Пассажиры за десять дней интеллектуально, да и физически, выдохлись. Все-таки погружение было связано с большой нагрузкой на организм. У кого-то он был еще неокрепший, а у кого-то уже изрядно расшатанный. Почему-то всегда ни в чем нет нормы. Слайды надоели, концерты опротивели, шутки обрыдли, мешки обтрепались, от английского языка пошли волдыри по коже. Пассажиры раскололись на три основные группы.
Первая группа – мужчины и женщины преимущественно среднего возраста и достатка, приличной комплекции и приличного положения, в штатной своей жизни озабоченные регулярным питанием и регулярными прогулками на свежем воздухе, а также соблюдением всех семейных ритуалов, – всю вторую неделю пропадали в темных каютах, в ущерб калориям, озону и семейным ритуалам. Их называли снисходительно «молодыми», а число их, по подсчетам Дуче, было равно 2n + k, где n – число всех одноместных кают, а k – неопределенное число прочих, но не всех.
– У них развилась то ли боязнь пространства, то ли боязнь стремительно уходящего времени, – заметил зав. кафедрой мединститута Борисов. – Но выглядят они болезненно, очень бледные, видно, бледная немочь у женщин…
– Бледные они поганки, – заметил Дрейк и не сплюнул только потому, что некуда было сплюнуть.
– А у мужчин…
– А у мужчин скоро будет одеревенение всех членов, – заметил Филолог, и в глазах Дрейка прочел одобрение своим словам.
– Да, похоже, – согласился зав. кафедрой мединститута Борисов.

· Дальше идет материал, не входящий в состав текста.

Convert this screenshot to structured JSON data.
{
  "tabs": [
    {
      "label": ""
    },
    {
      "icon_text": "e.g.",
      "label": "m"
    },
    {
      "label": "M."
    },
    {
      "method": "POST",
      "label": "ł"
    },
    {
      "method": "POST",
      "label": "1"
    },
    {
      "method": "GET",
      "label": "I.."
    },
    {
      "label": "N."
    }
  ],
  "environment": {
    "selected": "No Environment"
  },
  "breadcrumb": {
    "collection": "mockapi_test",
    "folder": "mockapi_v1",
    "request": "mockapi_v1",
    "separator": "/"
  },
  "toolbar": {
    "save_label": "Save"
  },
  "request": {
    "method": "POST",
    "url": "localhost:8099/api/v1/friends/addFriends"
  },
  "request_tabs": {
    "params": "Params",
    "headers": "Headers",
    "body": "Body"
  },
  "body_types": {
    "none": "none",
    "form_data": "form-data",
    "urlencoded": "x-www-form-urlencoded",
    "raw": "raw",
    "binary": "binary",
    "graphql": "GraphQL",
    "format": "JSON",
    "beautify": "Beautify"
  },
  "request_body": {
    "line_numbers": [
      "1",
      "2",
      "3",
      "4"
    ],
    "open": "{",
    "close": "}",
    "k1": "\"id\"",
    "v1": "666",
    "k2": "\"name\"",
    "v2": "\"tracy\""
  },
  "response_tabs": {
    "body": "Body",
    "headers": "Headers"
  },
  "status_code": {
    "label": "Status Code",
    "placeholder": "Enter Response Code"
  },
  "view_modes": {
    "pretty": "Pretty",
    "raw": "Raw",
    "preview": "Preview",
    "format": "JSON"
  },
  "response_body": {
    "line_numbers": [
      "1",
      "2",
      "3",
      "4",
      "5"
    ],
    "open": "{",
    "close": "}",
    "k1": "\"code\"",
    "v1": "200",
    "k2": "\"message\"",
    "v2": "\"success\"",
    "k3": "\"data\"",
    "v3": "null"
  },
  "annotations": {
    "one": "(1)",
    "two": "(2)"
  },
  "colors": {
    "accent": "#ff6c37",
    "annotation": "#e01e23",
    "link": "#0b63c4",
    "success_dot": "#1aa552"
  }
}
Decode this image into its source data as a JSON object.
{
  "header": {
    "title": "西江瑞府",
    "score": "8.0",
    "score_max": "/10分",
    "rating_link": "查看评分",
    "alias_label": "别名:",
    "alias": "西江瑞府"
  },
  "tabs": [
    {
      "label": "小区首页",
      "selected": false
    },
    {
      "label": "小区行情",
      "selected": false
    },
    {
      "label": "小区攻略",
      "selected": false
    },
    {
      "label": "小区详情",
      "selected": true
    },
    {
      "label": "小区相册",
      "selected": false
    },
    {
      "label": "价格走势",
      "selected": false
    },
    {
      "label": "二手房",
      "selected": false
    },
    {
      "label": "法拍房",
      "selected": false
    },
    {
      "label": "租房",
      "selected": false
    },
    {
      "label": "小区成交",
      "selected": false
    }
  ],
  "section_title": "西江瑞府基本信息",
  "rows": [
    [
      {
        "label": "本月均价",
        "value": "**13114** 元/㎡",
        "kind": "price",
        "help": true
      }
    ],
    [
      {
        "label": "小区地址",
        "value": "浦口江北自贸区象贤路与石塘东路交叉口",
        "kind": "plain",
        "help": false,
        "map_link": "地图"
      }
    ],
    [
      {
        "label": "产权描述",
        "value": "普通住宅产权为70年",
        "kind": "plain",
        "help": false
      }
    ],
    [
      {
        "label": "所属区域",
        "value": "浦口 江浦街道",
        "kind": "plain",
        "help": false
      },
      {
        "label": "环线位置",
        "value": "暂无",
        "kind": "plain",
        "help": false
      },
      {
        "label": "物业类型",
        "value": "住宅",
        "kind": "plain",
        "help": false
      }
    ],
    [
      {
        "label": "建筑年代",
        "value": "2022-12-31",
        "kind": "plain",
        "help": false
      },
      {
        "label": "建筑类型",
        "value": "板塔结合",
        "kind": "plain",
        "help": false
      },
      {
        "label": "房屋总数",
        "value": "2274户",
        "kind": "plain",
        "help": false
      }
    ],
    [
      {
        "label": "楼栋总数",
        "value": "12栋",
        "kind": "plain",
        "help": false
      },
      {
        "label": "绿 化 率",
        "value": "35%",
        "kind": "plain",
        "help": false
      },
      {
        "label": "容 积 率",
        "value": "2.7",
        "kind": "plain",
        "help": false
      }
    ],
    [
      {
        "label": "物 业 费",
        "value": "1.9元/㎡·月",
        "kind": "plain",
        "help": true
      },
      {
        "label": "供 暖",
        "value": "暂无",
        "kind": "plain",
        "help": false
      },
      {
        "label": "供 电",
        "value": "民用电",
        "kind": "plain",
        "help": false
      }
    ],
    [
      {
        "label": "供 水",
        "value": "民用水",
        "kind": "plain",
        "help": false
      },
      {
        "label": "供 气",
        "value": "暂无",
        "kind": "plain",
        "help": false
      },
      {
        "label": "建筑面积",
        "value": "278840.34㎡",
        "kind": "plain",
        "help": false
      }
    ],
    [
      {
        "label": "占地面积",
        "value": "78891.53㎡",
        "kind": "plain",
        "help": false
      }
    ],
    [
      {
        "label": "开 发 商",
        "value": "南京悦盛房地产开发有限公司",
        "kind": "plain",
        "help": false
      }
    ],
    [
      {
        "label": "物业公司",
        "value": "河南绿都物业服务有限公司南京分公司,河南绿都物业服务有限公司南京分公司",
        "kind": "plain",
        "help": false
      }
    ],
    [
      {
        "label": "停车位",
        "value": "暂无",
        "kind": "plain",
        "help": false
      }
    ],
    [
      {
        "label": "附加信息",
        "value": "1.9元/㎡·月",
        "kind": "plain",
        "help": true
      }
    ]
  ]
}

– Пусть примут курс лечения. Может, он последний в их жизни.
Вторая группа – преимущественно старички, закоренелые холостяки, бобыли, аскеты и прочие неудачники – сидели в затишке на корме в трех шезлонгах и восьми плетеных креслах, переставляли, бормоча, шахматные фигурки и с легкой грустью смотрели на все, что оставалось позади, чего было не вернуть и не пережить вновь. Они уже ни о чем не спорили, как в первую неделю погружения – тогда на них очевидно сильно подействовала молодежь, а со всем соглашались. Собственно, что такое, с позиций опыта, спор? Так, дребедень, напрасная трата драгоценного времени. Эту группу, естественно, игроки не осуждали и не обсуждали, так как сами косвенно были ее участниками.
Ну а молодежь толкалась на носу, подставляла ветру и солнцу счастливые загорелые лица, жадно вглядываясь в надвигающиеся неведомые берега, набегающую воду, облака, сияющую восточной голубизной и золотом жизнь. В их шумной, неунывающей компании случайно затесавшийся представитель первой или второй группы чувствовал себя чужим, одиноким и несчастным. Дрейк уважал эту группу, Дуче относился к ней индифферентно, у Филолога щемило сердце, когда он думал о ней, ну а для зав. кафедрой мединститута Борисова она была хуже горькой редьки.